I'd spot treat with liquid nikwak - apply to the spot at rub like heck, then wash per nikwax instructions.


----------



## planb420 (Apr 12, 2011)

Warp Daddy said:


> Yep had a similar experience had a branfd new jacket get grease bombed the First day i used it
> 
> try Lestoil -- it worked wonders for me  took it all off ,  I rubbed it on first and brushed it in to the fabric , for kicks i took a very small amt  of GOJO  Hand cleaner and VERY gently rubbed that in and then washed it -- BINGO   did the trick . I have subsequently used just the Lestoil and it worked alone too on a small grease spot
> 
> Good luck



:idea:HUGE +1:beer:


----------



## bvibert (Apr 12, 2011)

Dye the rest of the jacket to match the stain.  Then you don't have to worry about it again.


----------



## Puck it (Apr 12, 2011)

Goo gone works too


----------



## planb420 (Apr 12, 2011)

bvibert said:


> Dye the rest of the jacket to match the stain.  Then you don't have to worry about it again.



My personality is far too much fun for that!! I tried a black jacket one year..wore it twice HATED IT and never wear it unless I am poaching later in the evenings...:idea:


----------



## Morwax (Apr 12, 2011)

Try 2 or 3 Hefeweizen, always works for me:beer:


----------



## gorgonzola (Apr 12, 2011)

roark said:


> Whatever you do be sure to keep the waterproofness of the jacket intact - way more important than looks.
> 
> I'd spot treat with liquid nikwak - apply to the spot at rub like heck, then wash per nikwax instructions.

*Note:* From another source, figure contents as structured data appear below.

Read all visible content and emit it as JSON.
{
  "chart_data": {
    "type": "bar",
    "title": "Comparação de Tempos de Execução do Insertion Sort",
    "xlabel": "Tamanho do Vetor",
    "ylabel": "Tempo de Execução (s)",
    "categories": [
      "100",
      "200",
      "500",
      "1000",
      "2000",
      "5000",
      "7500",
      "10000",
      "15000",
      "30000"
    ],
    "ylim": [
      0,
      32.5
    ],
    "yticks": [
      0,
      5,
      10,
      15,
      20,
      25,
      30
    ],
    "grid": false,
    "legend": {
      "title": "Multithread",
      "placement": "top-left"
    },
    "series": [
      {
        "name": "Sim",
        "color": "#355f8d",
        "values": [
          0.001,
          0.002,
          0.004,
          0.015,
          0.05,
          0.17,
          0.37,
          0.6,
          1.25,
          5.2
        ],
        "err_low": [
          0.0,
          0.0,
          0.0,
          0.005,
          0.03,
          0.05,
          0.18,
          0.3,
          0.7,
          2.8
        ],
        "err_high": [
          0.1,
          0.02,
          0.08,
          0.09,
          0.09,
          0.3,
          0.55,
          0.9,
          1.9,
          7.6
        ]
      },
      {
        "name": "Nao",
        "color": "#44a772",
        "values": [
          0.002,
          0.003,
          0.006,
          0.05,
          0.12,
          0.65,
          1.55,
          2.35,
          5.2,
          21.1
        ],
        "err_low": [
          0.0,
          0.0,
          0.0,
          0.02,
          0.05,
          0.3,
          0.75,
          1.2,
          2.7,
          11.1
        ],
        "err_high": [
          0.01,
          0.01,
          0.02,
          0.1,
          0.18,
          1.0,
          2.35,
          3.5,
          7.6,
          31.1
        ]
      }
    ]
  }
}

this - except blot, not rub. we had a morning of freezing rain that coated the lifts then melted up at greek peak and just trashed my jacket with grease spots. i thought it was a goner but mrs snobunski made the save :beer:


----------



## Warp Daddy (Apr 12, 2011)

I always  re-apply spray on waterproofer after washing any of my jackets or ski pants  quiver .


----------



## Glenn (Apr 13, 2011)

Here's an odd fact I learned this Winter. Mt Snow uses a water based grease on the sheave bearings. I guess it has something to do with National Forestland requirements. Anyways, what usually drips on you is the dust from the sheaves. I've found that washing a jacket with Nikwax washer usually does the trick.


----------



## tjf67 (Apr 13, 2011)

We dont have that problem at whiteface.  The lazy bastards don't grease anything.  Then they look at each other funny when the lifts keep breaking down.:idea:


----------